„Unter Menschen“: Neue Einblicke und offene Fragen

„Unter Menschen“ hat mich sehr beeindruckt: Unglaublich, unter welchen Bedingungen die Schimpansen fast 20 Jahre dahinvegetieren mussten, und noch unglaublicher, dass die meisten nach jahrzehntelanger Isolation von Artgenossen heute das Leben in einer Gruppe genießen können. Eine kritische Stimme zum Film kam von dem österreichischen Aktivisten Martin Balluch: Zum einen wies er daraufhin, dass die Dokumentation von dem Pharmariesen Baxter mitfinanziert wurde. Baxter ist der Rechtsnachfolger der Immuno, die für die Versuche verantwortlich war.

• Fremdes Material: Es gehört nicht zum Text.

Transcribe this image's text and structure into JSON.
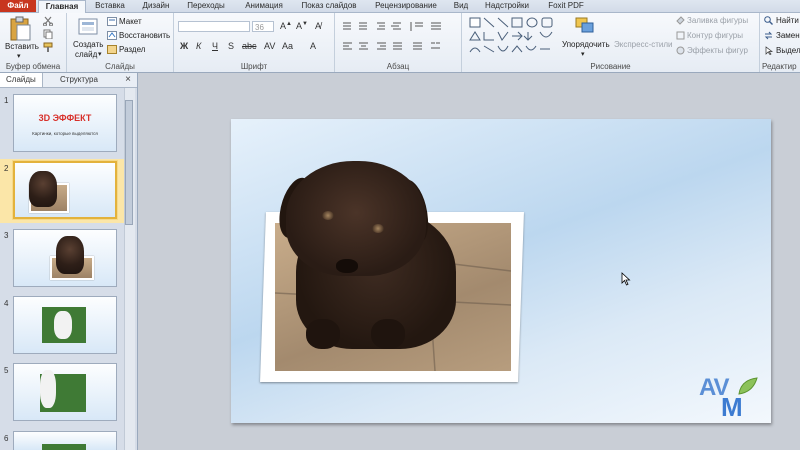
{
  "tabs": [
    "Файл",
    "Главная",
    "Вставка",
    "Дизайн",
    "Переходы",
    "Анимация",
    "Показ слайдов",
    "Рецензирование",
    "Вид",
    "Надстройки",
    "Foxit PDF"
  ],
  "clipboard": {
    "paste": "Вставить",
    "label": "Буфер обмена"
  },
  "slides_group": {
    "create_line1": "Создать",
    "create_line2": "слайд",
    "layout": "Макет",
    "restore": "Восстановить",
    "section": "Раздел",
    "label": "Слайды"
  },
  "font_group": {
    "font_size": "36",
    "label": "Шрифт"
  },
  "paragraph_group": {
    "label": "Абзац"
  },
  "drawing_group": {
    "arrange": "Упорядочить",
    "quick_styles": "Экспресс-стили",
    "fill": "Заливка фигуры",
    "outline": "Контур фигуры",
    "effects": "Эффекты фигур",
    "label": "Рисование"
  },
  "editing_group": {
    "find": "Найти",
    "replace": "Замен",
    "select": "Выдел",
    "label": "Редактир"
  },
  "pane": {
    "tab_slides": "Слайды",
    "tab_outline": "Структура",
    "close": "×"
  },
  "slide_numbers": [
    "1",
    "2",
    "3",
    "4",
    "5",
    "6"
  ],
  "thumb1": {
    "title": "3D ЭФФЕКТ",
    "subtitle": "Картинки, которые выделяются"
  },
  "logo": {
    "line1": "AV",
    "line2": "M"
  }
}
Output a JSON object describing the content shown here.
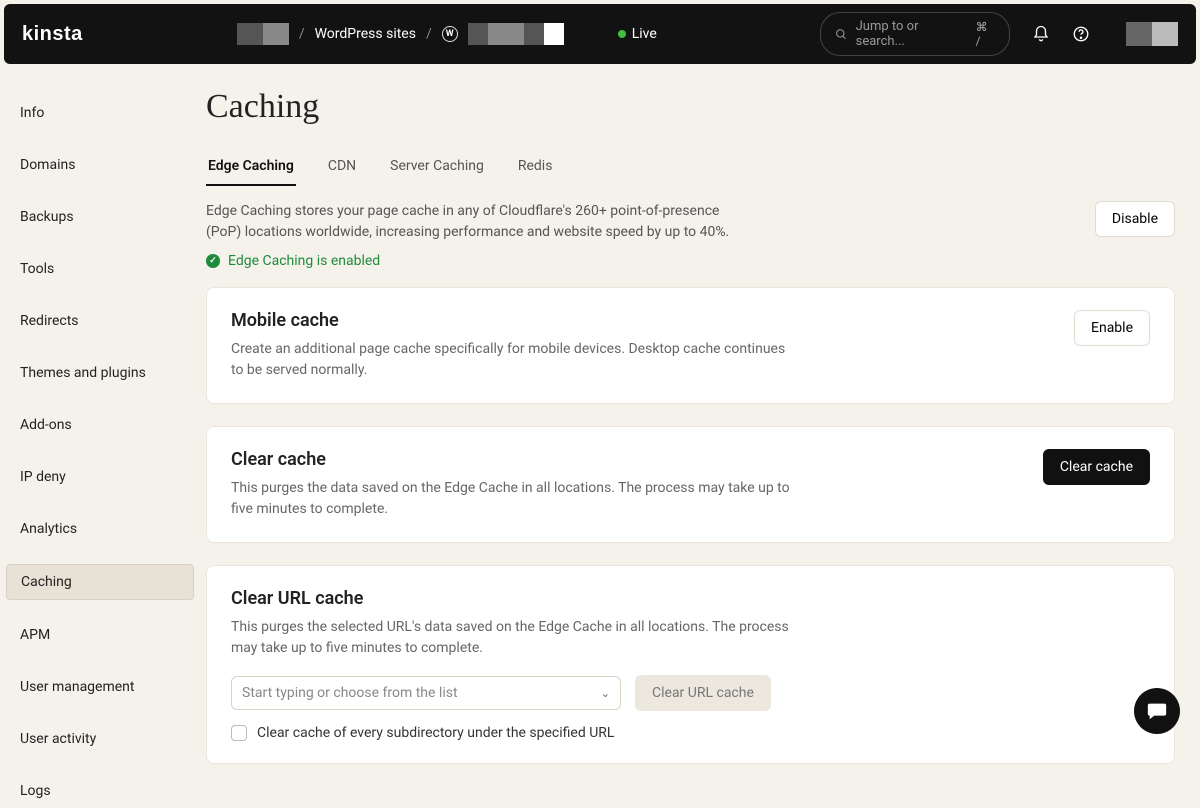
{
  "header": {
    "logo": "kinsta",
    "breadcrumb_sites": "WordPress sites",
    "env_label": "Live",
    "search_placeholder": "Jump to or search...",
    "search_kbd": "⌘ /"
  },
  "sidebar": {
    "items": [
      {
        "label": "Info"
      },
      {
        "label": "Domains"
      },
      {
        "label": "Backups"
      },
      {
        "label": "Tools"
      },
      {
        "label": "Redirects"
      },
      {
        "label": "Themes and plugins"
      },
      {
        "label": "Add-ons"
      },
      {
        "label": "IP deny"
      },
      {
        "label": "Analytics"
      },
      {
        "label": "Caching",
        "active": true
      },
      {
        "label": "APM"
      },
      {
        "label": "User management"
      },
      {
        "label": "User activity"
      },
      {
        "label": "Logs"
      }
    ]
  },
  "page": {
    "title": "Caching",
    "tabs": [
      {
        "label": "Edge Caching",
        "active": true
      },
      {
        "label": "CDN"
      },
      {
        "label": "Server Caching"
      },
      {
        "label": "Redis"
      }
    ],
    "intro": "Edge Caching stores your page cache in any of Cloudflare's 260+ point-of-presence (PoP) locations worldwide, increasing performance and website speed by up to 40%.",
    "status": "Edge Caching is enabled",
    "disable_btn": "Disable"
  },
  "cards": {
    "mobile": {
      "title": "Mobile cache",
      "desc": "Create an additional page cache specifically for mobile devices. Desktop cache continues to be served normally.",
      "btn": "Enable"
    },
    "clear": {
      "title": "Clear cache",
      "desc": "This purges the data saved on the Edge Cache in all locations. The process may take up to five minutes to complete.",
      "btn": "Clear cache"
    },
    "url": {
      "title": "Clear URL cache",
      "desc": "This purges the selected URL's data saved on the Edge Cache in all locations. The process may take up to five minutes to complete.",
      "combo_placeholder": "Start typing or choose from the list",
      "btn": "Clear URL cache",
      "chk_label": "Clear cache of every subdirectory under the specified URL"
    }
  }
}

Zum anderen hatte Balluch vor zehn Jahren Kontakt zu einigen der Tierpflegerinnen, die schon für Immuno die Schimpansen betreuten und heute weiter mit ihnen arbeiten. Im Film beschreibt Renate Foidl, sie habe sich damals selbst gefangen gefühlt: Sie habe nicht gehen und die Affen in ihrem Elend allein lassen können. Balluch erinnert Foidl dagegen als eine Frau, die sich dem Tierschutz in den Weg stellte… Hat Renate Foidl sich in den letzten zehn Jahren verändert?  Und unabhängig davon, sie hätte damals mehr tun als mitleiden: Sie hätte Fotos von den Haltungsbedingungen der Affen den Medien zuspielen und damit den öffentlichen Druck auf Immuno erhöhen können. Das hätte den Schimpansen möglicherweise geholfen. Für Foidl wäre es mit großen persönlichen Risiken verbunden gewesen. Sie hat es nicht riskiert – darf, kann, muss ich sie heute dafür verurteilen?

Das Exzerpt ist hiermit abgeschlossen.